While she admitted that if a spider that size were found inside her house, “it would be on the bottom of my shoe,” she and her daughter have embraced Seymour as an “outdoor” spider. They even sing to it at bedtime.

We cannot have enough positive stories like this of both parenting and arachnid appreciation. It is encouraging the number of celebrities who share their passion for the eight-legged world.

I had the pleasure of meeting Dominic Monaghan, “Charlie” of Lost fame, when he came through the 25th annual “Bug Fair” at the Los Angeles County Museum of Natural History back in May, 2011. He, too, had been on The Tonight Show, where he had talked about joining an expedition to search for an enormous tarantula species recently re-discovered in a museum collection. I asked if he had gone and he said they hadn’t been able to make it happen. Since, then, Dominic has gone on several expeditions for his BBC America series Wild Things. His “average Joe” approach is refreshing, and he is usually cautious in handling venomous species. He makes a good ambassador for popular entomology, arachnology, and herpetology.

Back on Twitter, Heidi Klum, the supermodel, made headlines by tweeting a photo of herself posing with “Brutus,” a large tarantula, her “new friend for the day.” That one photo op can cause such a sensation should not be dismissed. The American Arachnological Society might do well to find a celebrity spokesperson for arachnids, or even enlist someone from its own ranks, like Dr. Greta Binford.

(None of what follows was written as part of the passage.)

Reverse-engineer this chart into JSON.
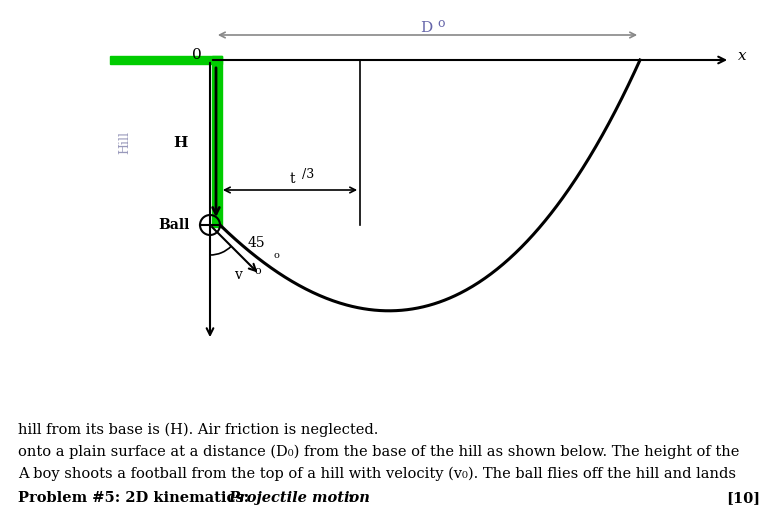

The point is, we can make a big impact on changing public attitudes towards organisms that are traditionally feared, but we might have to cozy up to the media. Scientists are loathe to speak to journalists since there have been so many misquotes, and information taken out of context, in previous history. We have to keep trying, though, and become the media ourselves through blogs, social media, and other creative outlets. Heck, don’t just read my blog, “re-tweet” it, and more importantly, write your own, too.

Sunday, December 4, 2011

Spider Sunday: Spiders and Celebrities

Nobody has a neutral reaction to spiders, so it comes as no surprise that celebrities find themselves on one side of the fence or the other regarding their affection or disdain for the arachnid world.

Humorist David Sedaris has a fascination with the Giant House Spider, Tegenaria duellica. He wrote about them in the essay “April in Paris” in the book When You Are Engulfed in Flames. “April” is the name of one of the spiders that the author found inside his home in Normandy, France. He fed her flies and watched her behavior on his windowsill. He became so enamored that (in the essay at least) he took her to Paris to see the Eiffel Tower.

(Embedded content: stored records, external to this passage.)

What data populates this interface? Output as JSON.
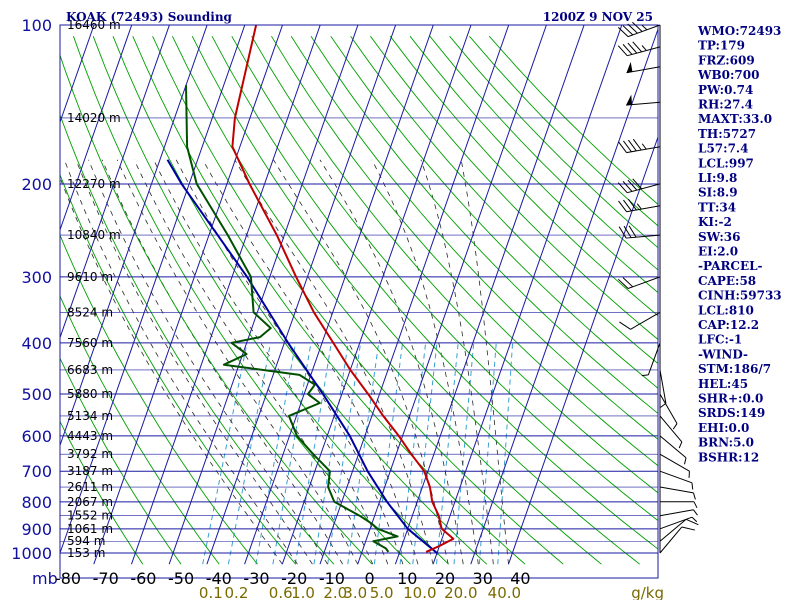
{
  "title_left": "KOAK (72493) Sounding",
  "title_right": "1200Z  9 NOV 25",
  "colors": {
    "isobar": "#1a1aa0",
    "isotherm": "#1a1aa0",
    "dry_adiabat": "#00a000",
    "moist_adiabat": "#2a2a2a",
    "mixing_ratio": "#3aa0d0",
    "temperature": "#c00000",
    "dewpoint": "#005000",
    "parcel": "#0000a0",
    "wind": "#000000"
  },
  "chart_data": {
    "type": "skew-t",
    "pressure_axis": {
      "unit_label": "mb",
      "ticks": [
        100,
        200,
        300,
        400,
        500,
        600,
        700,
        800,
        900,
        1000
      ]
    },
    "temperature_axis": {
      "ticks": [
        -80,
        -70,
        -60,
        -50,
        -40,
        -30,
        -20,
        -10,
        0,
        10,
        20,
        30,
        40
      ],
      "labels": [
        "-80",
        "-70",
        "-60",
        "-50",
        "-40",
        "-30",
        "-20",
        "-10",
        "0",
        "10",
        "20",
        "30",
        "40"
      ]
    },
    "mixing_ratio_labels": [
      "0.1",
      "0.2",
      "0.6",
      "1.0",
      "2.0",
      "3.0",
      "5.0",
      "10.0",
      "20.0",
      "40.0"
    ],
    "mixing_ratio_values": [
      0.1,
      0.2,
      0.6,
      1.0,
      2.0,
      3.0,
      5.0,
      10.0,
      20.0,
      40.0
    ],
    "mixing_ratio_unit": "g/kg",
    "height_labels": [
      {
        "p": 100,
        "label": "16460 m"
      },
      {
        "p": 150,
        "label": "14020 m"
      },
      {
        "p": 200,
        "label": "12270 m"
      },
      {
        "p": 250,
        "label": "10840 m"
      },
      {
        "p": 300,
        "label": "9610 m"
      },
      {
        "p": 350,
        "label": "8524 m"
      },
      {
        "p": 400,
        "label": "7560 m"
      },
      {
        "p": 450,
        "label": "6683 m"
      },
      {
        "p": 500,
        "label": "5880 m"
      },
      {
        "p": 550,
        "label": "5134 m"
      },
      {
        "p": 600,
        "label": "4443 m"
      },
      {
        "p": 650,
        "label": "3792 m"
      },
      {
        "p": 700,
        "label": "3187 m"
      },
      {
        "p": 750,
        "label": "2611 m"
      },
      {
        "p": 800,
        "label": "2067 m"
      },
      {
        "p": 850,
        "label": "1552 m"
      },
      {
        "p": 900,
        "label": "1061 m"
      },
      {
        "p": 950,
        "label": "594 m"
      },
      {
        "p": 1000,
        "label": "153 m"
      }
    ],
    "temperature_profile": [
      [
        100,
        -77
      ],
      [
        150,
        -74
      ],
      [
        170,
        -72
      ],
      [
        200,
        -64
      ],
      [
        250,
        -52
      ],
      [
        300,
        -43
      ],
      [
        350,
        -35
      ],
      [
        400,
        -27
      ],
      [
        450,
        -20
      ],
      [
        500,
        -13
      ],
      [
        550,
        -7
      ],
      [
        600,
        -1
      ],
      [
        650,
        4
      ],
      [
        700,
        9
      ],
      [
        750,
        12
      ],
      [
        800,
        14
      ],
      [
        850,
        17
      ],
      [
        900,
        19
      ],
      [
        940,
        23
      ],
      [
        970,
        20
      ],
      [
        995,
        17
      ]
    ],
    "dewpoint_profile": [
      [
        130,
        -90
      ],
      [
        170,
        -84
      ],
      [
        200,
        -78
      ],
      [
        250,
        -65
      ],
      [
        300,
        -55
      ],
      [
        350,
        -51
      ],
      [
        375,
        -45
      ],
      [
        390,
        -47
      ],
      [
        400,
        -54
      ],
      [
        420,
        -49
      ],
      [
        440,
        -54
      ],
      [
        460,
        -33
      ],
      [
        480,
        -28
      ],
      [
        500,
        -29
      ],
      [
        520,
        -25
      ],
      [
        550,
        -32
      ],
      [
        600,
        -28
      ],
      [
        650,
        -22
      ],
      [
        700,
        -16
      ],
      [
        750,
        -15
      ],
      [
        800,
        -12
      ],
      [
        850,
        -4
      ],
      [
        880,
        0
      ],
      [
        900,
        2
      ],
      [
        930,
        8
      ],
      [
        950,
        2
      ],
      [
        980,
        6
      ],
      [
        995,
        7
      ]
    ],
    "parcel_profile": [
      [
        1000,
        20
      ],
      [
        900,
        10
      ],
      [
        800,
        2
      ],
      [
        700,
        -6
      ],
      [
        600,
        -14
      ],
      [
        500,
        -25
      ],
      [
        400,
        -39
      ],
      [
        300,
        -56
      ],
      [
        200,
        -82
      ],
      [
        180,
        -88
      ]
    ],
    "wind_profile": [
      [
        100,
        250,
        45
      ],
      [
        110,
        255,
        45
      ],
      [
        120,
        260,
        50
      ],
      [
        140,
        265,
        50
      ],
      [
        170,
        260,
        45
      ],
      [
        200,
        255,
        40
      ],
      [
        220,
        260,
        35
      ],
      [
        250,
        265,
        30
      ],
      [
        300,
        250,
        20
      ],
      [
        350,
        240,
        10
      ],
      [
        400,
        200,
        5
      ],
      [
        450,
        170,
        5
      ],
      [
        500,
        150,
        5
      ],
      [
        550,
        140,
        5
      ],
      [
        600,
        130,
        5
      ],
      [
        650,
        120,
        5
      ],
      [
        700,
        110,
        5
      ],
      [
        750,
        100,
        5
      ],
      [
        800,
        90,
        5
      ],
      [
        850,
        80,
        5
      ],
      [
        900,
        70,
        5
      ],
      [
        950,
        50,
        10
      ],
      [
        1000,
        40,
        10
      ]
    ]
  },
  "stats": [
    "WMO:72493",
    "TP:179",
    "FRZ:609",
    "WB0:700",
    "PW:0.74",
    "RH:27.4",
    "MAXT:33.0",
    "TH:5727",
    "L57:7.4",
    "LCL:997",
    "LI:9.8",
    "SI:8.9",
    "TT:34",
    "KI:-2",
    "SW:36",
    "EI:2.0",
    "-PARCEL-",
    "CAPE:58",
    "CINH:59733",
    "LCL:810",
    "CAP:12.2",
    "LFC:-1",
    "-WIND-",
    "STM:186/7",
    "HEL:45",
    "SHR+:0.0",
    "SRDS:149",
    "EHI:0.0",
    "BRN:5.0",
    "BSHR:12"
  ]
}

Actor Jim Parsons of The Big Bang Theory on CBS television pretended to be scared of spiders when he presented the word “arachnid” on an episode of Sesame Street. His real-life reaction is much more admirable: “….I’m not terribly afraid of them. I have a lot in my house, but I try not to kill them. I just shuffle them outside with a piece of paper.”

Dominic Monaghan of Lost fame is incredibly spider-friendly. He was set to join an expedition two or three years ago to re-discover an African tarantula, Hysterocrates hercules, known currently only from a museum specimen collected in Nigeria in the late 1890s (its description published in 1899). I had the pleasure of briefly meeting Mr. Monaghan at the annual “Bug Fair” in Los Angeles last May. He told me that the mission had yet to take place but that he was still optimistic that it would happen.

The spider-celebrity connection works the other way, too. Several recently-described species have been named after contemporary celebrities. Pachygnatha zappa immortalizes legendary rocker Frank Zappa. The species was collected on Mount Cameroon in Africa.

The North American trapdoor spider genus Aptostichus has species named after Angelina Jolie and Stephen Colbert. Jason Bond, the scientist and professor at East Carolina University who named these spiders also christened another trapdoor spider after Canadian musician Neil Young.

I hope that the celebrities feel honored to have arachnids bearing their namesakes. I know that I feel honored when I find arachnophiles anywhere, celebrities or not.